Campaign season usually starts in earnest after Memorial Day, when candidates get serious about raising money and filling their calendars with speeches, forums and debates, along with days of waving signs on street corners and nights of knocking on doors to meet voters.
About that time, the novice candidates who filed for office start realizing there might be more to campaigning than shaking a few hands and having people tell them how glad they are that they can vote for someone as intelligent/honorable/worthy/wonderful as him or her.
Sometimes those newbie candidates call me, because I’ve been writing about campaigns and politicians since men were walking on the moon, and ask for a little advice on how to run.
That’s a rookie mistake. The Spokesman-Review doesn’t pay me to hand out advice, unless it can fill up empty space around the ads. So every couple of years I reprise my basic rules for running for office. Here’s the 2023 version:
1. No whining. The public will cheer for winners and might sympathize with losers who give their best effort. But nobody likes a whiner. So don’t be one.
2. Now that you’re in the game, you don’t get to change the rules. Maybe you don’t like the way your district is drawn or the fact that half of the community will be on vacation for the August primary. Tough. They’re all based on laws. If you follow the rules, you might not win; if you ignore them, you’ll be a loser.
3. Keep track of who gives you money and how you spend it. This is a corollary to Rule 2, because a big chunk of election law involves reporting where your money came from and where it went. If you don’t follow those laws, there’s a good chance your opponents or the Public Disclosure Commission will notice and file a complaint. When that happens, follow Rule 1.
4. A campaign is a job interview; know something about what the job entails.
5. Have something meaningful to say and be ready to defend it. If you say the city needs more police or more social services, be ready to say how much that will cost and where the money will come from. Hint: “Cutting waste, fraud and abuse” isn’t an answer because if that was a real solution, someone would have done it years ago.
6. Answer the question that was asked, not the one you wanted to answer. A reporter might ask you the same question over and over, pointing out that you haven’t really answered it. If that happens, answer the question without violating Rule 1.
7. Debates aren’t the be-all and end-all of elections. If you debated in high school and college, good for you. But that doesn’t make you any more ready for campaign debates than playing football in high school qualifies you for the NFL. Campaign debates are really more a combination of a news conference and a cage match.

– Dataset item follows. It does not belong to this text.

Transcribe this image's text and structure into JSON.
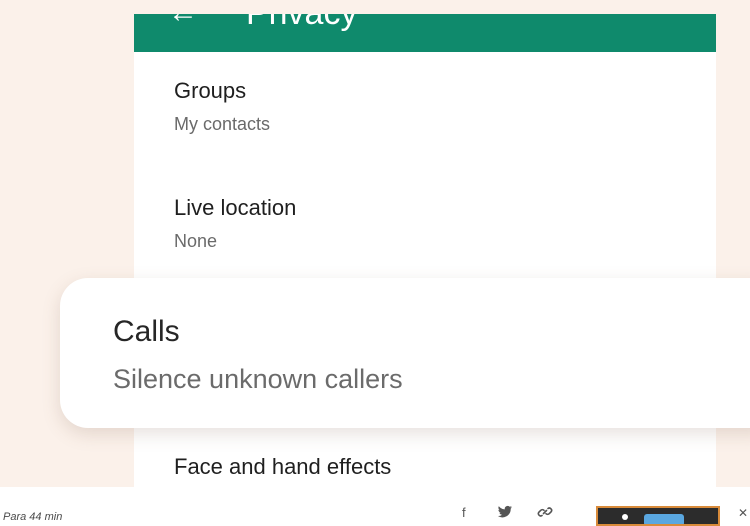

8. Any day could be a slow news day. To offer a family-friendly paraphrasing of an old newsroom saying, never mess up on a slow news day. If you make even a little boo-boo on a day when editors are desperate for stories to fill the paper, it’s going on Page 1. Because you never know when it’s going to be a slow news day, the best strategy is just don’t mess up.
9. When you mess up, ‘fess up. It’s impossible to run a perfect campaign, so when you’re caught, take your lumps and promise to do better. If you try to blame it on staff, your opponent, Russian hackers or “fake news,” you’ll likely be seen as violating Rule 1.
10. Be sure you’re ready for the public part of public office. Some people value their privacy, but elected officials give up much of theirs. They get calls from constituents in the middle of the night, harangued while waiting for a latte at the coffee shop or stopped on the sidewalk by someone dying to get something off their chest. If you don’t want to deal with that, it doesn’t make you a bad person. But it could make you a bad candidate. So if you have problems, remember Rule 1.
All that said, new candidates should get out there and test out those campaign wings. As you take flight, however, be careful not to smash into a windshield or get sucked into a jet engine.